There are many players and coaches in the league -- including some on his own team -- who believe the Heat would be pursuing their third straight title this season if James hadn't completely let J.J. Barea, Jason Terry and DeShawn Stevenson off the hook by avoiding the post. Back then, James never exploited his advantages by carving up defenders like he did Sunday against Indiana.

“Yeah man, they had Jason Terry guarding (James) a few times and we didn't put him in positions to make them pay,” Heat center Chris Bosh said Monday as he shook his head and smiled about the title opportunity that got away. “But sometimes failure is the best medicine for you, just to see what you need to improve. He's taken on everything as a great player. He's worked on things that can benefit this team, and post play has been devastating for opponents.”
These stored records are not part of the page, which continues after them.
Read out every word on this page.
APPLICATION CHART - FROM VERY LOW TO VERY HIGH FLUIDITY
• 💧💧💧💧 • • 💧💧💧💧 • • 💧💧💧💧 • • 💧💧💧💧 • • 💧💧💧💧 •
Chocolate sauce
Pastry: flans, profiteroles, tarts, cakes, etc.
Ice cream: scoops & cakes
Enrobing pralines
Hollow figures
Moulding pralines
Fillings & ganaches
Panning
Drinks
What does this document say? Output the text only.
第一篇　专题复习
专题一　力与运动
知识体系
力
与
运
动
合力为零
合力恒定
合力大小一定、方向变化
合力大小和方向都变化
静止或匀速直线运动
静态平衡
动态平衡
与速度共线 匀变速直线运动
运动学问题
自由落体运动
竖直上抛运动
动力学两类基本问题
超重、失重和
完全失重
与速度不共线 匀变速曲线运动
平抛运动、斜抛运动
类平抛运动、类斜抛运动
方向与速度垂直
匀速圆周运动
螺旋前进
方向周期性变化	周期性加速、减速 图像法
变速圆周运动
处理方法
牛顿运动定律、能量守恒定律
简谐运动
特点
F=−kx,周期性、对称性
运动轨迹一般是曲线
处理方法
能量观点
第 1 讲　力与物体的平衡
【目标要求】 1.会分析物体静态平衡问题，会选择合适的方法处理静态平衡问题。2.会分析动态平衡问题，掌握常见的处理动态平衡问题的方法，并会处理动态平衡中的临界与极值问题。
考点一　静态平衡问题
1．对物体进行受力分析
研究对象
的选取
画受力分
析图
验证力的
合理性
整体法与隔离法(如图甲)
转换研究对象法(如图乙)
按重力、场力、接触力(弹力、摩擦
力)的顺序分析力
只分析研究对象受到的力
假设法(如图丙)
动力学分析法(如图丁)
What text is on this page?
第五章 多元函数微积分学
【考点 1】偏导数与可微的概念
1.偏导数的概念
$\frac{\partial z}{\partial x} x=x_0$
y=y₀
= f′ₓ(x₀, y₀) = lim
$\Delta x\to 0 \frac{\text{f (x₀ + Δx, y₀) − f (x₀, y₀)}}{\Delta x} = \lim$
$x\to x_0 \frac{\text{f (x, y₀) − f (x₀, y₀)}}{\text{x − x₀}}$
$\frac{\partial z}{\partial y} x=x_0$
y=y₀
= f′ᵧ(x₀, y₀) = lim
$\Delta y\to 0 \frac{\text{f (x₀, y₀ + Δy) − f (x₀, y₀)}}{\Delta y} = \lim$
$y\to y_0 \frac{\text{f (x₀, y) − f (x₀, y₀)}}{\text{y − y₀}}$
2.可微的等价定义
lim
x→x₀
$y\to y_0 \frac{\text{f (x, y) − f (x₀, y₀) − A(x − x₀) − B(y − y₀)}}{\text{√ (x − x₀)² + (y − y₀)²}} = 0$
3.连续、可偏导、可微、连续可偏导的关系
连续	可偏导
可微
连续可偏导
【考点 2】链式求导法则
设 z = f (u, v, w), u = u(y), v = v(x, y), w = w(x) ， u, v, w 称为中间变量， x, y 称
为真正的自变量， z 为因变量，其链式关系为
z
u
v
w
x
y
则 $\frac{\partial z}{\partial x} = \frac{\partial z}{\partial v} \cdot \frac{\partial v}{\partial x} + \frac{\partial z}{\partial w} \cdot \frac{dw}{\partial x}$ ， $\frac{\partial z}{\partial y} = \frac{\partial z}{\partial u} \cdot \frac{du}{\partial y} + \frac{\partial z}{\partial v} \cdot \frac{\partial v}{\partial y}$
Devastating and continually developing. James said he's still working on “counter attacks and feeling the defense out” quicker with his back to the basket. But his instincts and timing are solid enough to make him effective now.

James has always had a dominantly diverse game, but he's been showcasing every aspect of it during this series.

He channeled Oscar Robertson with a 30-point triple-double during a 103-102 Heat victory in Game 1.

Then came a Michael Jordan-like scoring binge from James, with 38 points on 14-of-20 shooting in Game 2.

And James on Sunday analyzed, scored and ran offense out of the post like a late-career, methodical Magic Johnson.

James chuckled when asked what legendary player his game may resemble Tuesday at Bankers Life Fieldhouse.

“It might be time to go Kareem, break out the skyhook,” James said as he raised an arm and flicked his wrist to mimic Kareem Abdul-Jabbar's famous shot after Monday's Heat practice. “You know I've been working on it.”

Two years ago, James' low-post game was a private work in progress. It's gradually become a source of pride.

And now a looming problem for the Pacers.